We have not come to any terms at all. I just want to be done with those people. He said they are his kids and he will have contact with them. How can I blame him for that?? But can I deal with how they bash me? I guess what I don't know, won't hurt me. I think maybe a divorce is probably in the best interest. I"m starting to resent him. I don't even want to be in the same room with him right now but i'm full of anger right now too. Not thinking real straight. He told me this morning that I only think of myself and it's always about me. Hmm... well, I guess he told me off didn't he. I know how he feels about me.

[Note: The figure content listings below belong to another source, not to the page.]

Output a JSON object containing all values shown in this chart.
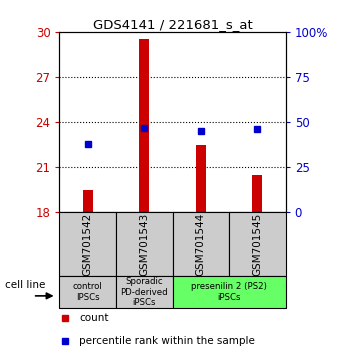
{
  "title": "GDS4141 / 221681_s_at",
  "samples": [
    "GSM701542",
    "GSM701543",
    "GSM701544",
    "GSM701545"
  ],
  "count_values": [
    19.5,
    29.5,
    22.5,
    20.5
  ],
  "percentile_values": [
    38,
    47,
    45,
    46
  ],
  "ylim_left": [
    18,
    30
  ],
  "ylim_right": [
    0,
    100
  ],
  "yticks_left": [
    18,
    21,
    24,
    27,
    30
  ],
  "yticks_right": [
    0,
    25,
    50,
    75,
    100
  ],
  "ytick_labels_right": [
    "0",
    "25",
    "50",
    "75",
    "100%"
  ],
  "bar_color": "#cc0000",
  "dot_color": "#0000cc",
  "bar_bottom": 18,
  "groups": [
    {
      "label": "control\nIPSCs",
      "start": 0,
      "end": 0,
      "color": "#cccccc"
    },
    {
      "label": "Sporadic\nPD-derived\niPSCs",
      "start": 1,
      "end": 1,
      "color": "#cccccc"
    },
    {
      "label": "presenilin 2 (PS2)\niPSCs",
      "start": 2,
      "end": 3,
      "color": "#66ff66"
    }
  ],
  "cell_line_label": "cell line",
  "legend_count_label": "count",
  "legend_percentile_label": "percentile rank within the sample",
  "grid_yticks": [
    21,
    24,
    27
  ],
  "left_tick_color": "#cc0000",
  "right_tick_color": "#0000cc",
  "bar_width": 0.18
}
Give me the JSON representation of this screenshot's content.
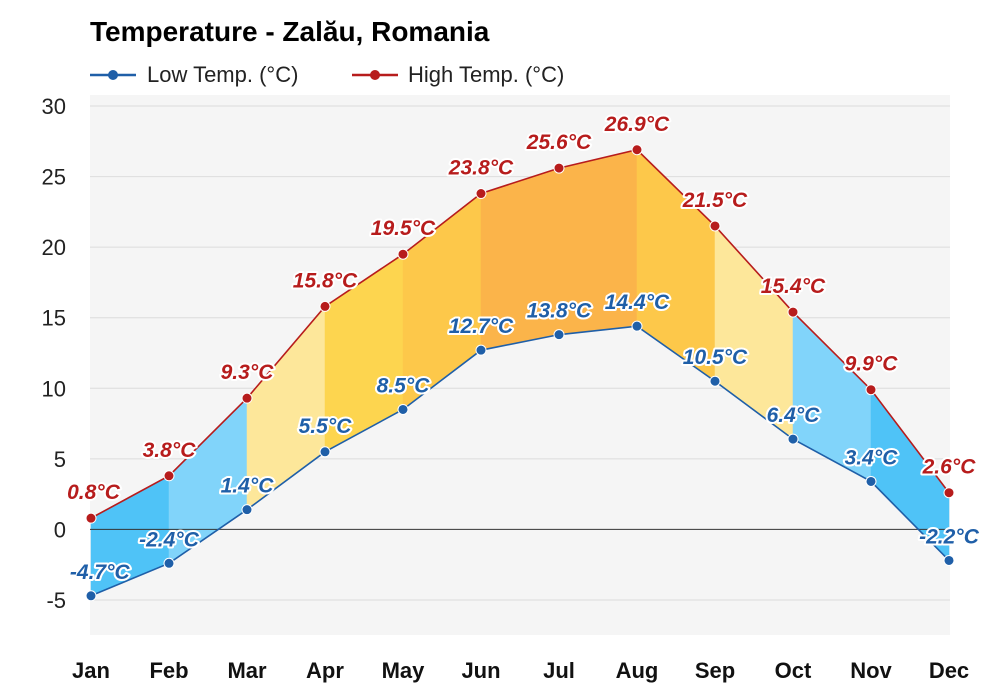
{
  "chart_data": {
    "type": "area",
    "title": "Temperature - Zalău, Romania",
    "categories": [
      "Jan",
      "Feb",
      "Mar",
      "Apr",
      "May",
      "Jun",
      "Jul",
      "Aug",
      "Sep",
      "Oct",
      "Nov",
      "Dec"
    ],
    "series": [
      {
        "name": "Low Temp. (°C)",
        "color": "#1f5fa8",
        "values": [
          -4.7,
          -2.4,
          1.4,
          5.5,
          8.5,
          12.7,
          13.8,
          14.4,
          10.5,
          6.4,
          3.4,
          -2.2
        ],
        "labels": [
          "-4.7°C",
          "-2.4°C",
          "1.4°C",
          "5.5°C",
          "8.5°C",
          "12.7°C",
          "13.8°C",
          "14.4°C",
          "10.5°C",
          "6.4°C",
          "3.4°C",
          "-2.2°C"
        ]
      },
      {
        "name": "High Temp. (°C)",
        "color": "#b71c1c",
        "values": [
          0.8,
          3.8,
          9.3,
          15.8,
          19.5,
          23.8,
          25.6,
          26.9,
          21.5,
          15.4,
          9.9,
          2.6
        ],
        "labels": [
          "0.8°C",
          "3.8°C",
          "9.3°C",
          "15.8°C",
          "19.5°C",
          "23.8°C",
          "25.6°C",
          "26.9°C",
          "21.5°C",
          "15.4°C",
          "9.9°C",
          "2.6°C"
        ]
      }
    ],
    "ylim": [
      -5,
      30
    ],
    "yticks": [
      "-5",
      "0",
      "5",
      "10",
      "15",
      "20",
      "25",
      "30"
    ],
    "ytick_values": [
      -5,
      0,
      5,
      10,
      15,
      20,
      25,
      30
    ],
    "grid": true,
    "legend": "top-left",
    "band_colors": [
      "#4fc3f7",
      "#81d4fa",
      "#fde79a",
      "#fdd54f",
      "#fdc84a",
      "#fbb44a",
      "#fbb44a",
      "#fdc84a",
      "#fde79a",
      "#81d4fa",
      "#4fc3f7"
    ],
    "background": "#f5f5f5"
  }
}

Can I afford to live out on my own?? No, not the way things are. I work part time. We have a 5 acre small farm with animals. Everything would need to go. Can I live this separate life with him??? I don't know. I REALLY wish I never married him to begin with. I think the marriage is crumbling - I just don't want to take it seriously yet. He's not happy, he wants to be with his kids, I'm not happy, I want nothing to do with them. They have been evil to me from the start.